A new court filing submitted on Wednesday by Special Counsel Robert Mueller revealed that a Russian troll farm currently locked in a legal battle over its alleged interference in the 2016 election appeared to wage yet another disinformation campaign late last year—this time targeting Mueller himself. According to the filing, the special counsel’s office turned over 1 million pages of evidence to lawyers for Concord Management and Consulting as part of the discovery process. The firm is accused of funding the troll farm, known as the Internet Research Agency. But someone connected to Concord allegedly manipulated the documents and leaked them to reporters, hoping the documents would make people think that Mueller’s evidence against the troll farm and its owners was flimsy. The tactic didn’t seem to convince anyone, but it appeared to mark yet another example of Russia exploiting the U.S. justice system to undercut its rivals abroad.
Last year, I detailed how Russia has figured out how to use the U.S. immigration courts and so-called red notices issued by Interpol to harass and even detain its enemies. But it doesn’t end there. Experts say Kremlin proxies have targeted their rivals and other disfavored individuals by exploiting U.S. courts to pursue bogus claims via “superficially legitimate lawsuits,” Anders Aslund, a resident senior fellow at the Atlantic Council, said in a recent report. He worked as an economic adviser to the Russian government from 1991 to 1994. The Kremlin proxies have done so not only to perpetuate global harassment campaigns against their perceived enemies, Aslund argued, but also to “enrich themselves through bad faith claims made possible by the Russian state’s abuse of disfavored individuals and their businesses.”
When Mueller indicted Concord in February 2018, along with two other corporate entities and 13 Russian nationals allegedly connected to the Internet Research Agency, it seemed highly unlikely that the indictment would result in a trial, because Russians cannot be extradited to the United States. But Concord unexpectedly hired the well-connected American law firm Reed Smith to fight Mueller, arguing that the charges should be dropped because the special counsel was illegally appointed. The judge in the case, Dabney Friedrich, has twice refused to dismiss the case and recently lambasted Concord’s American lawyers for submitting “unprofessional, inappropriate and ineffective” court filings, and the legal battle has raged on.

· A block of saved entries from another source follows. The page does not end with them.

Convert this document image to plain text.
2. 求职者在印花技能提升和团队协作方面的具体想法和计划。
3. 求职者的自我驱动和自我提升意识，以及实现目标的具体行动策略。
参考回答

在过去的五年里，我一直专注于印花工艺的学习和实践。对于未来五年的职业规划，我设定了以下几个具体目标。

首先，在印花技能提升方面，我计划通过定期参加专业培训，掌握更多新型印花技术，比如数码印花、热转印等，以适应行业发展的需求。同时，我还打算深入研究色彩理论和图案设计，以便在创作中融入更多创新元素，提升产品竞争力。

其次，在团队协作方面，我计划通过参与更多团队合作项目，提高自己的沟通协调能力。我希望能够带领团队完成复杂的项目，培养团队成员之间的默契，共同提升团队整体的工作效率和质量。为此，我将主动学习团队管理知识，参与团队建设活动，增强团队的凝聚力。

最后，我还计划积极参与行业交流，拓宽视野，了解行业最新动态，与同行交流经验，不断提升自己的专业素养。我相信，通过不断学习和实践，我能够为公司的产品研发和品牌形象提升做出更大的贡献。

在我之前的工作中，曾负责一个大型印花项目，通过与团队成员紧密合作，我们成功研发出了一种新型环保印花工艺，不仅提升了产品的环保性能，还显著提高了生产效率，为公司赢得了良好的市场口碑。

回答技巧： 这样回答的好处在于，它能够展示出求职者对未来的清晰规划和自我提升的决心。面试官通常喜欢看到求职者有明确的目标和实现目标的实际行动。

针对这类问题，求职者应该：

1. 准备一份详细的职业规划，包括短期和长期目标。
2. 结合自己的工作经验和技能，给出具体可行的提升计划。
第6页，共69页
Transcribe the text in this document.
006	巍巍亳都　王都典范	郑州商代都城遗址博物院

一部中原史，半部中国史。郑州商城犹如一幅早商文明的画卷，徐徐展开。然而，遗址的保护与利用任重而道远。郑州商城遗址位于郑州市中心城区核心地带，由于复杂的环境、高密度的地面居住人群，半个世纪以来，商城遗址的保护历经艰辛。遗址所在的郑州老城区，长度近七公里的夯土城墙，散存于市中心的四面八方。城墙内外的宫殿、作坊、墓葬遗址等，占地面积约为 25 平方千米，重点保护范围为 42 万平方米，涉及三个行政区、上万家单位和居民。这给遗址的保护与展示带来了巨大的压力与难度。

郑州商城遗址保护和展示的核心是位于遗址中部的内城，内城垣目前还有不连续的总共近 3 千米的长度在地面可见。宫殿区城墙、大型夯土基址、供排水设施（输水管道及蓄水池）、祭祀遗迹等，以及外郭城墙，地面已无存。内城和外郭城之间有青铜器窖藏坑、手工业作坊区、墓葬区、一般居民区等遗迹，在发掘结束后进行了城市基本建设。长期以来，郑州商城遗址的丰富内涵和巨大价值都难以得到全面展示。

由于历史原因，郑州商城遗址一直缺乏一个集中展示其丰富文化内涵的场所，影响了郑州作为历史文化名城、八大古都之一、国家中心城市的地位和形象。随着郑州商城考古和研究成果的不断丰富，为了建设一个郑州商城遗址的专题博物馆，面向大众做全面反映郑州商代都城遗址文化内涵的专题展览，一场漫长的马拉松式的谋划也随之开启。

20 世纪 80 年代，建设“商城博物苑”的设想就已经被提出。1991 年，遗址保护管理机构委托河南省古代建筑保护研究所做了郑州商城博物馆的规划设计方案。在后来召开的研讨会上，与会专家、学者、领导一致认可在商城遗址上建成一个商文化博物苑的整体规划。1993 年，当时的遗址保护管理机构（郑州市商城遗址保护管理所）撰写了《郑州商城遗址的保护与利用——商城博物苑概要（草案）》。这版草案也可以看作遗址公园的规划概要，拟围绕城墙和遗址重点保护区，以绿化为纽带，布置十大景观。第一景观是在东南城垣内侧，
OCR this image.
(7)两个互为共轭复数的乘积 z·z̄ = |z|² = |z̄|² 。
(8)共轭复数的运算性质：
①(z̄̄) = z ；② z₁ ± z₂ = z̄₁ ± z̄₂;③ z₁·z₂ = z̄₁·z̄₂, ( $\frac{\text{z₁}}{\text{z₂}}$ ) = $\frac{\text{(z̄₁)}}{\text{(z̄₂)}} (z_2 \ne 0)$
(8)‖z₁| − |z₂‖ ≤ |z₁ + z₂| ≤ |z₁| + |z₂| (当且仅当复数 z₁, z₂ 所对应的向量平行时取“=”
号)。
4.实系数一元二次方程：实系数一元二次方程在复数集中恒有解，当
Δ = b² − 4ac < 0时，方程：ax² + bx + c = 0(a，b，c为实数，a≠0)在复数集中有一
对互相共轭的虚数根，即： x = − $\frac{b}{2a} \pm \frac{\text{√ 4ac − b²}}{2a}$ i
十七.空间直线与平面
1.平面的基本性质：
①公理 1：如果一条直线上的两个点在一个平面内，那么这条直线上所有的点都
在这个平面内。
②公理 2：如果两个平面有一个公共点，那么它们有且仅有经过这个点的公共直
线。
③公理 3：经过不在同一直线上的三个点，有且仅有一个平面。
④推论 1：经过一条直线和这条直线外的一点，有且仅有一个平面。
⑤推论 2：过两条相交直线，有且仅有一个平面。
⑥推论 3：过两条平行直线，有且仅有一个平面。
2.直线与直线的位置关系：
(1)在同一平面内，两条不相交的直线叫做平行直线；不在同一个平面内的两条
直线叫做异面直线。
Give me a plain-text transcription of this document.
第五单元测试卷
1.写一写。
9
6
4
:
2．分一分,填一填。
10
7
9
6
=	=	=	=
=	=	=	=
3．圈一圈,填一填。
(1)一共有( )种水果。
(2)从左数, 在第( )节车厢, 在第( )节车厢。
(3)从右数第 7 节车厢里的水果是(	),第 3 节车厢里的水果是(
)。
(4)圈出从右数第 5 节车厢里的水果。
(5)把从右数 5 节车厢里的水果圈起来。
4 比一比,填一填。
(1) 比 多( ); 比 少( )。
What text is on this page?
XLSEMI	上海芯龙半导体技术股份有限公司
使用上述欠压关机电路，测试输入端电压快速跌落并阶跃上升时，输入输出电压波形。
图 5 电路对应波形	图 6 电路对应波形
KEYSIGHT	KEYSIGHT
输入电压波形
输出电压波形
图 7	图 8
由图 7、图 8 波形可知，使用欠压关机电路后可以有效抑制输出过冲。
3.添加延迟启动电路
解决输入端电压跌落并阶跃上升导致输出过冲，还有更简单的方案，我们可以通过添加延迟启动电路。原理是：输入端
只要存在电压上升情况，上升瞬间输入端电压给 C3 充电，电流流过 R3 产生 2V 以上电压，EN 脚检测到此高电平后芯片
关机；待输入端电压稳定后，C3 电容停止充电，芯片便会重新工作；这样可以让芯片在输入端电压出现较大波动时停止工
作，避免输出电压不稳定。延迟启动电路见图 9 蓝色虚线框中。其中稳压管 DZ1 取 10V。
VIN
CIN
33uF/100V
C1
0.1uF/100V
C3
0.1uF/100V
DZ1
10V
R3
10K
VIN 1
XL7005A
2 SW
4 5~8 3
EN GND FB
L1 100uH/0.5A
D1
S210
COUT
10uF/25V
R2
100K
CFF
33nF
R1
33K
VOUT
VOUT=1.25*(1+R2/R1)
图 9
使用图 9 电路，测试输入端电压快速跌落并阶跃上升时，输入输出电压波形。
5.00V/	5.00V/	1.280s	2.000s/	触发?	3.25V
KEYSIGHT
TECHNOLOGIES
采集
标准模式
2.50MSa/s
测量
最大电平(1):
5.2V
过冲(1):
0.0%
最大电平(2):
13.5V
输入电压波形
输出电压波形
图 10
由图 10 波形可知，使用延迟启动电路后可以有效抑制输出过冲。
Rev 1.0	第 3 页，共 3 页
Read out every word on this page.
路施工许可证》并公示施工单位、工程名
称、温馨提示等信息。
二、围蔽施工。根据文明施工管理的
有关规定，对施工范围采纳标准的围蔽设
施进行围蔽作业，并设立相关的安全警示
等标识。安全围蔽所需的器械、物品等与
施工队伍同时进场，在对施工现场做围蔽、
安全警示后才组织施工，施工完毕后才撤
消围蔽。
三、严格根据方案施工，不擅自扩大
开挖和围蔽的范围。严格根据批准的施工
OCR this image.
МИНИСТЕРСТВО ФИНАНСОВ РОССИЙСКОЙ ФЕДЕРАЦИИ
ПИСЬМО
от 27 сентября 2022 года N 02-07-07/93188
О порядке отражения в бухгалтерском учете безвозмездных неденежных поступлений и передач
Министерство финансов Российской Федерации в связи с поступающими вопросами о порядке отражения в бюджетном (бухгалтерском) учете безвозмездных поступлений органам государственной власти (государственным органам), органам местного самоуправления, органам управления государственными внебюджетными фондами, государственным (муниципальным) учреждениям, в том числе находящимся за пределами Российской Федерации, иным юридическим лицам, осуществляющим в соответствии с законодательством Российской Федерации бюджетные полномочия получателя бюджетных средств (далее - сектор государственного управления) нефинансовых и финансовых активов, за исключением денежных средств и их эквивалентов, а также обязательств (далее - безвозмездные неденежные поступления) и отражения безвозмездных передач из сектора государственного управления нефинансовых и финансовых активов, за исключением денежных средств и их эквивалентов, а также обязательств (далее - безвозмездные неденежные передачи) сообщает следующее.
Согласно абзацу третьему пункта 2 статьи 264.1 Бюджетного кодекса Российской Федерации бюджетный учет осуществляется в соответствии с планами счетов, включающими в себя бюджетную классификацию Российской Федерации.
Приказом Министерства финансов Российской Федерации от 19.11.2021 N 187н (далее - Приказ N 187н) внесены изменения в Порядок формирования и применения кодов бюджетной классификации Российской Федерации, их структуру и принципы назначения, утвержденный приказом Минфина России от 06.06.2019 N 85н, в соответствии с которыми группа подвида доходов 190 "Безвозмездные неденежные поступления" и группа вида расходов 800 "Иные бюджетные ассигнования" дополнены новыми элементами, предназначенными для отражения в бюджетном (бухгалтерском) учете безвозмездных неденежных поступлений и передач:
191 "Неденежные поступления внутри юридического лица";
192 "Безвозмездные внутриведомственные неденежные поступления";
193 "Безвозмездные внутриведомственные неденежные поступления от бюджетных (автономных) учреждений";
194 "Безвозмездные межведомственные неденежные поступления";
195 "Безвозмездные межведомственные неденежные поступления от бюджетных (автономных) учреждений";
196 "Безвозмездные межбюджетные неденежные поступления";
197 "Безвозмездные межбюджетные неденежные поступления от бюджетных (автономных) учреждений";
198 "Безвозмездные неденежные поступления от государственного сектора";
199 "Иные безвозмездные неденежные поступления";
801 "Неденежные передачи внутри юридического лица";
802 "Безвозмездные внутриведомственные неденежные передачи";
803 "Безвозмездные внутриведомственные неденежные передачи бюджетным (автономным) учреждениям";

Now, according to the Mueller filing this week, unidentified actors working out of Russia appear to have weaponized the U.S. discovery process to Concord’s benefit. More than 1,000 files on the website that hosted the leaked documents “match those produced in discovery,” the special counsel said. The documents were published from a computer with a Russian IP address, according to Mueller, and whoever released them clearly “had access to at least some of the non-sensitive discovery produced by the government.” But forged documents were mixed into the trove, too, apparently in an attempt to accuse Mueller of characterizing American websites and Facebook pages such as Occupy Democrats as Russian disinformation operations. The website also inserted irrelevant documents into folders with unique names—known only to those with access to the discovery materials—and characterized them as the sum total of Mueller’s evidence “in an apparent effort to discredit the investigation,” the special counsel said.